Nicholas Nixon began his series of group portraits of the Brown sisters – Heather, Mimi, Bebe, and Laurie – in 1975.  He had met Bebe in 1970, and they married in 1971.  At a Brown family gathering in 1974, Nixon made a photograph of Bebe and her three sisters.  Unsatisfied with the result, he made a second attempt in July of 1975, and this photograph became the starting point for one of the most remarkable continuing photographic series of the 20th and 21st centuries.  Nixon has continued to make photographs of the four sisters each year since 1975, working with an 8-by-10-inch view camera and contact-printing his negatives to capture the highest level of detail, and to document his subjects as completely as possible.   

The 1975 and 1976 portraits were included by John Szarkowski in Longer Views: 40 Photographs by Nick Nixon at The Museum of Modern Art in 1976.  This was Nixon’s first solo exhibition and, fittingly, was the debut of images from his then-new project.

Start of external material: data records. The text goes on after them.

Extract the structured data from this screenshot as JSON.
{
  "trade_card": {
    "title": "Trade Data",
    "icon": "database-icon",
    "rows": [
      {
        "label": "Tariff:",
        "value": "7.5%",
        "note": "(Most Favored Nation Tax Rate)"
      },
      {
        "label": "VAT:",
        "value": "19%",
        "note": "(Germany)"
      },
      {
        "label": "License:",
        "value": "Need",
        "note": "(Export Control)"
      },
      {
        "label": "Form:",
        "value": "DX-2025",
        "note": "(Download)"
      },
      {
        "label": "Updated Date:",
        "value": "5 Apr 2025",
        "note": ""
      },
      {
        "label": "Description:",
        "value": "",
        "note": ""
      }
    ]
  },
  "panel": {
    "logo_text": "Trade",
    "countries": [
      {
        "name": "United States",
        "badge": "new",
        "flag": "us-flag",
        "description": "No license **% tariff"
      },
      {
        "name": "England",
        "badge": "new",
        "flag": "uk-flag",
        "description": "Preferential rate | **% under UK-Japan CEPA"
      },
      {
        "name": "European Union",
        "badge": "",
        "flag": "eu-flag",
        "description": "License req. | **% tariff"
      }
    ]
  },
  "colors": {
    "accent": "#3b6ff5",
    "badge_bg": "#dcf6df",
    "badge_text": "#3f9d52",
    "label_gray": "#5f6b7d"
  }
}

Szarkowski also included Brown Sisters photographs in his important 1978 exhibition, Mirrors and Windows: American Photography Since 1960.  In 1998 MoMA published a monograph devoted to The Brown Sisters; in 2014, in honor of the 40th anniversary of the project, MoMA updated this monograph to include the most recent annual additions.  Seen in its current entirety, the 40 images presented here offer a meditation on the passage of time, and on the unique capability of photography to freeze individual instants.  Nixon, in collaboration with his subjects, has created a highly detailed and compelling multi-decade portrait through 40 specific moments in time. 

This complete-to-date set of The Brown Sisters comes from the collection of Mary Robinson and her late husband, C. David Robinson.  After building a significant collection of minimalist art of the 1960s and 1970s, the Robinsons became, in the 1980s, devoted collectors of photography, focusing on great individual images from the medium’s very early years through the 20th century.  Their photography collection was acquired by the National Gallery of Art in 1995, where it currently forms a cornerstone of the photography holdings. 

The Robinsons began collecting The Brown Sisters in 1985, when they acquired the initial images in the series, and then subsequently purchased each yearly portrait as issued by Nixon.  The Robinsons’ set is the largest group of The Brown Sisters ever to appear at auction.  It is believed that approximately 21 international institutions – The Museum of Modern Art, New York; the San Francisco Museum of Modern Art; the National Gallery of Art, Washington, D. C.; the Museum of Fine Arts, Houston; and La Maison Européenne de la Photographie, Paris, among them – own complete sets, and that approximately 12 private collectors acquire a print every year.